JD Wetherspoon, a major pub chain operating in the UK and Ireland, informed customers last week that their personal information may have been stolen after hackers breached its website in mid-June 2015.
According to an email sent out customers, the company only learned of the breach on December 1. An investigation revealed that attackers gained access to a customer database linked to the firm’s old website, which had been hosted by a third party. At some point after the breach, the website was replaced and taken over by a new service provider that is not connected to the incident.
The compromised database stored the names, dates of birth, email addresses and phone numbers of 656,723 people who signed up for JD Wetherspoon newsletters, registered to use Wi-Fi in pubs and opted to receive company information, purchased vouchers online between January 2009 and August 2014, or used the contact form on the company’s website.
For 100 customers who acquired vouchers, the last four digits of their payment card numbers had also been accessed. JD Wetherspoon says other sensitive information, such as complete card information or passwords, was not stored on its website.
While the compromised information cannot be used for fraudulent bank transactions or identity theft, it could be valuable for scammers and fraudsters as they can use it to trick victims into handing over sensitive data.
JD Wetherspoon says there is no evidence of fraudulent activity involving the exposed data, but customers have been advised to beware of emails asking for personal and financial information, or ones that instruct recipients to click on links or install software.

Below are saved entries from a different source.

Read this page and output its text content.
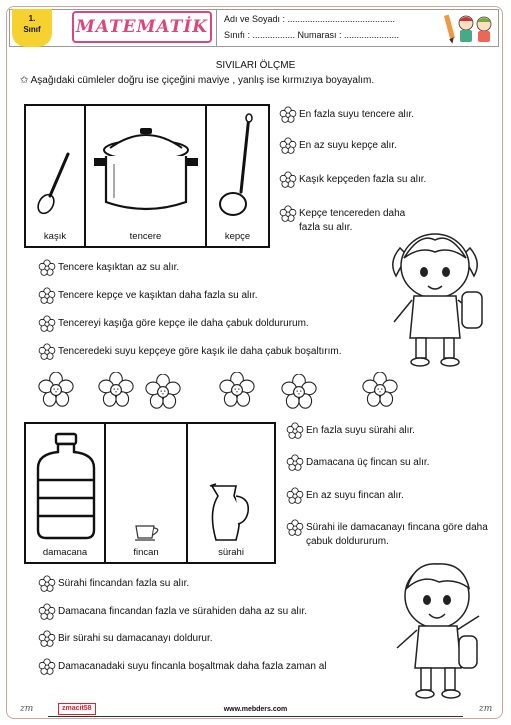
1.
Sınıf	MATEMATİK	Adı ve Soyadı : ...........................................
Sınıfı : ................. Numarası : ......................
SIVILARI ÖLÇME
✩ Aşağıdaki cümleler doğru ise çiçeğini maviye , yanlış ise kırmızıya boyayalım.
kaşık	tencere	kepçe
En fazla suyu tencere alır.
En az suyu kepçe alır.
Kaşık kepçeden fazla su alır.
Kepçe tencereden daha fazla su alır.
Tencere kaşıktan az su alır.
Tencere kepçe ve kaşıktan daha fazla su alır.
Tencereyi kaşığa göre kepçe ile daha çabuk doldururum.
Tenceredeki suyu kepçeye göre kaşık ile daha çabuk boşaltırım.
damacana	fincan	sürahi
En fazla suyu sürahi alır.
Damacana üç fincan su alır.
En az suyu fincan alır.
Sürahi ile damacanayı fincana göre daha çabuk doldururum.
Sürahi fincandan fazla su alır.
Damacana fincandan fazla ve sürahiden daha az su alır.
Bir sürahi su damacanayı doldurur.
Damacanadaki suyu fincanla boşaltmak daha fazla zaman al
zm	zmacit58	www.mebders.com	zm
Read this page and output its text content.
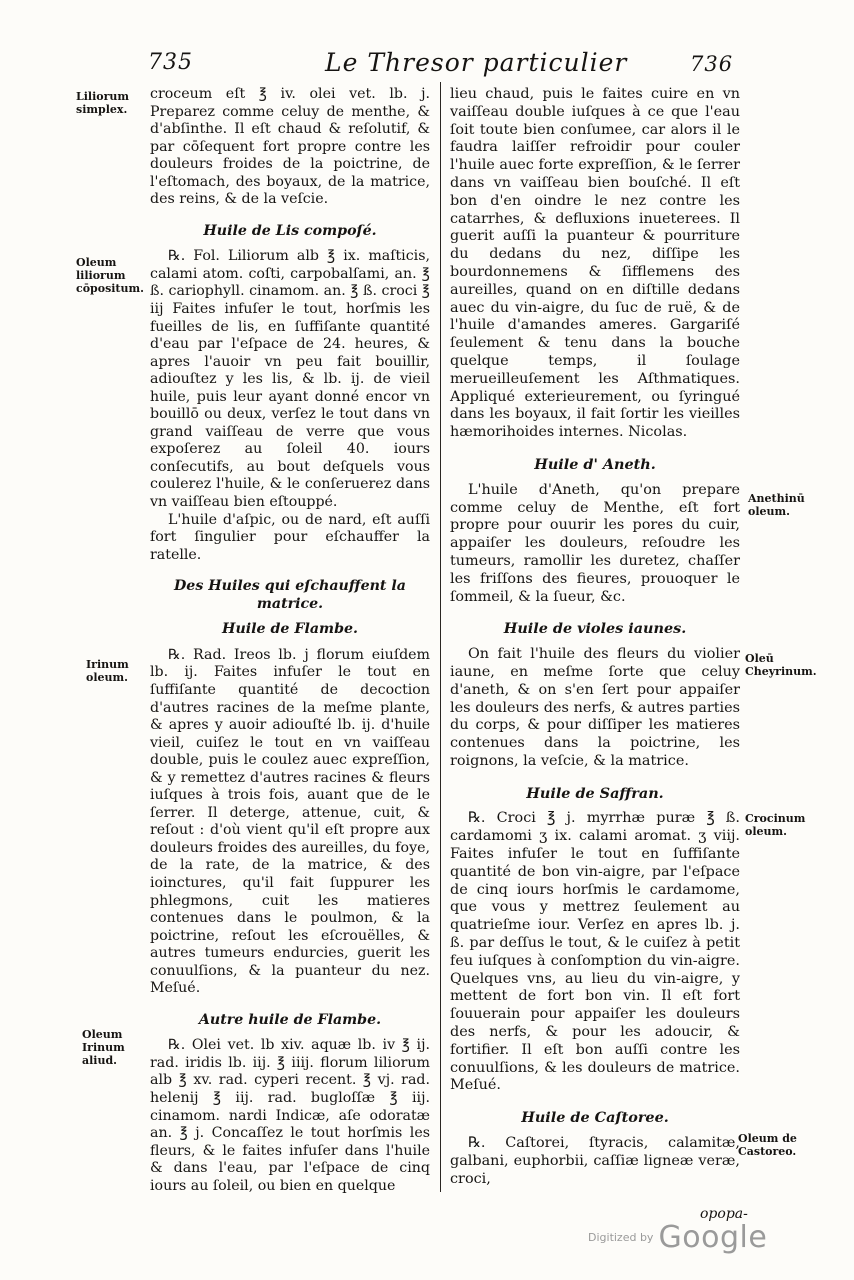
735	Le Thresor particulier	736
Liliorum simplex.
Oleum liliorum cōpositum.
Irinum oleum.
Oleum Irinum aliud.
Anethinū oleum.
Oleū Cheyrinum.
Crocinum oleum.
Oleum de Castoreo.

croceum eſt ℥ iv. olei vet. lb. j. Preparez comme celuy de menthe, & d'abſinthe. Il eſt chaud & reſolutif, & par cōſequent fort propre contre les douleurs froides de la poictrine, de l'eſtomach, des boyaux, de la matrice, des reins, & de la veſcie.

Huile de Lis compoſé.

℞. Fol. Liliorum alb ℥ ix. maſticis, calami atom. coſti, carpobalſami, an. ℥ ß. cariophyll. cinamom. an. ℥ ß. croci ℥ iij Faites infuſer le tout, horſmis les fueilles de lis, en ſuffiſante quantité d'eau par l'eſpace de 24. heures, & apres l'auoir vn peu fait bouillir, adiouſtez y les lis, & lb. ij. de vieil huile, puis leur ayant donné encor vn bouillō ou deux, verſez le tout dans vn grand vaiſſeau de verre que vous expoſerez au ſoleil 40. iours conſecutifs, au bout deſquels vous coulerez l'huile, & le conſeruerez dans vn vaiſſeau bien eſtouppé.

L'huile d'aſpic, ou de nard, eſt auſſi fort ſingulier pour eſchauffer la ratelle.

Des Huiles qui eſchauffent la matrice.
Huile de Flambe.

℞. Rad. Ireos lb. j florum eiuſdem lb. ij. Faites infuſer le tout en ſuffiſante quantité de decoction d'autres racines de la meſme plante, & apres y auoir adiouſté lb. ij. d'huile vieil, cuiſez le tout en vn vaiſſeau double, puis le coulez auec expreſſion, & y remettez d'autres racines & fleurs iuſques à trois fois, auant que de le ſerrer. Il deterge, attenue, cuit, & reſout : d'où vient qu'il eſt propre aux douleurs froides des aureilles, du foye, de la rate, de la matrice, & des ioinctures, qu'il fait ſuppurer les phlegmons, cuit les matieres contenues dans le poulmon, & la poictrine, reſout les eſcrouëlles, & autres tumeurs endurcies, guerit les conuulſions, & la puanteur du nez. Meſué.

Autre huile de Flambe.

℞. Olei vet. lb xiv. aquæ lb. iv ℥ ij. rad. iridis lb. iij. ℥ iiij. florum liliorum alb ℥ xv. rad. cyperi recent. ℥ vj. rad. helenij ℥ iij. rad. bugloſſæ ℥ iij. cinamom. nardi Indicæ, aſe odoratæ an. ℥ j. Concaſſez le tout horſmis les fleurs, & le faites infuſer dans l'huile & dans l'eau, par l'eſpace de cinq iours au ſoleil, ou bien en quelque

lieu chaud, puis le faites cuire en vn vaiſſeau double iuſques à ce que l'eau ſoit toute bien conſumee, car alors il le faudra laiſſer refroidir pour couler l'huile auec forte expreſſion, & le ſerrer dans vn vaiſſeau bien bouſché. Il eſt bon d'en oindre le nez contre les catarrhes, & defluxions inueterees. Il guerit auſſi la puanteur & pourriture du dedans du nez, diſſipe les bourdonnemens & ſifflemens des aureilles, quand on en diſtille dedans auec du vin-aigre, du ſuc de ruë, & de l'huile d'amandes ameres. Gargariſé ſeulement & tenu dans la bouche quelque temps, il ſoulage merueilleuſement les Aſthmatiques. Appliqué exterieurement, ou ſyringué dans les boyaux, il fait ſortir les vieilles hæmorihoides internes. Nicolas.

Huile d' Aneth.

L'huile d'Aneth, qu'on prepare comme celuy de Menthe, eſt fort propre pour ouurir les pores du cuir, appaiſer les douleurs, reſoudre les tumeurs, ramollir les duretez, chaſſer les friſſons des fieures, prouoquer le ſommeil, & la ſueur, &c.

Huile de violes iaunes.

On fait l'huile des fleurs du violier iaune, en meſme ſorte que celuy d'aneth, & on s'en ſert pour appaiſer les douleurs des nerfs, & autres parties du corps, & pour diſſiper les matieres contenues dans la poictrine, les roignons, la veſcie, & la matrice.

Huile de Saffran.

℞. Croci ℥ j. myrrhæ puræ ℥ ß. cardamomi ʒ ix. calami aromat. ʒ viij. Faites infuſer le tout en ſuffiſante quantité de bon vin-aigre, par l'eſpace de cinq iours horſmis le cardamome, que vous y mettrez ſeulement au quatrieſme iour. Verſez en apres lb. j. ß. par deſſus le tout, & le cuiſez à petit feu iuſques à conſomption du vin-aigre. Quelques vns, au lieu du vin-aigre, y mettent de fort bon vin. Il eſt fort ſouuerain pour appaiſer les douleurs des nerfs, & pour les adoucir, & fortifier. Il eſt bon auſſi contre les conuulſions, & les douleurs de matrice. Meſué.

Huile de Caſtoree.

℞. Caſtorei, ſtyracis, calamitæ, galbani, euphorbii, caſſiæ ligneæ veræ, croci,

opopa-
Digitized by Google
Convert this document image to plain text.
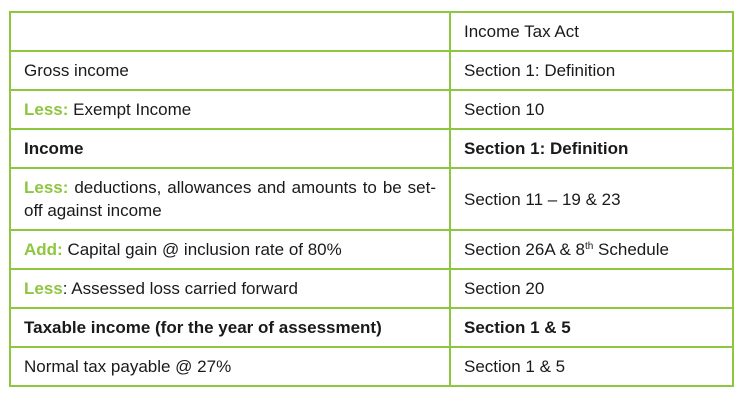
	Income Tax Act
Gross income	Section 1: Definition
Less: Exempt Income	Section 10
Income	Section 1: Definition
Less: deductions, allowances and amounts to be set-off against income	Section 11 – 19 & 23
Add: Capital gain @ inclusion rate of 80%	Section 26A & 8th Schedule
Less: Assessed loss carried forward	Section 20
Taxable income (for the year of assessment)	Section 1 & 5
Normal tax payable @ 27%	Section 1 & 5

The investigation into this incident is ongoing, and the Information Commissioner’s Office (ICO) in the UK has been notified. JD Wetherspoon does not believe it has breached the Data Protection Act since it claims to have taken appropriate measures to protect user data.
This is the second major incident reported in the UK in recent months. In October, telecoms company TalkTalk informed customers that hackers accessed their personal and financial details. An investigation revealed that the breach affected 156,959 people, representing roughly 4 percent of the total number of customers.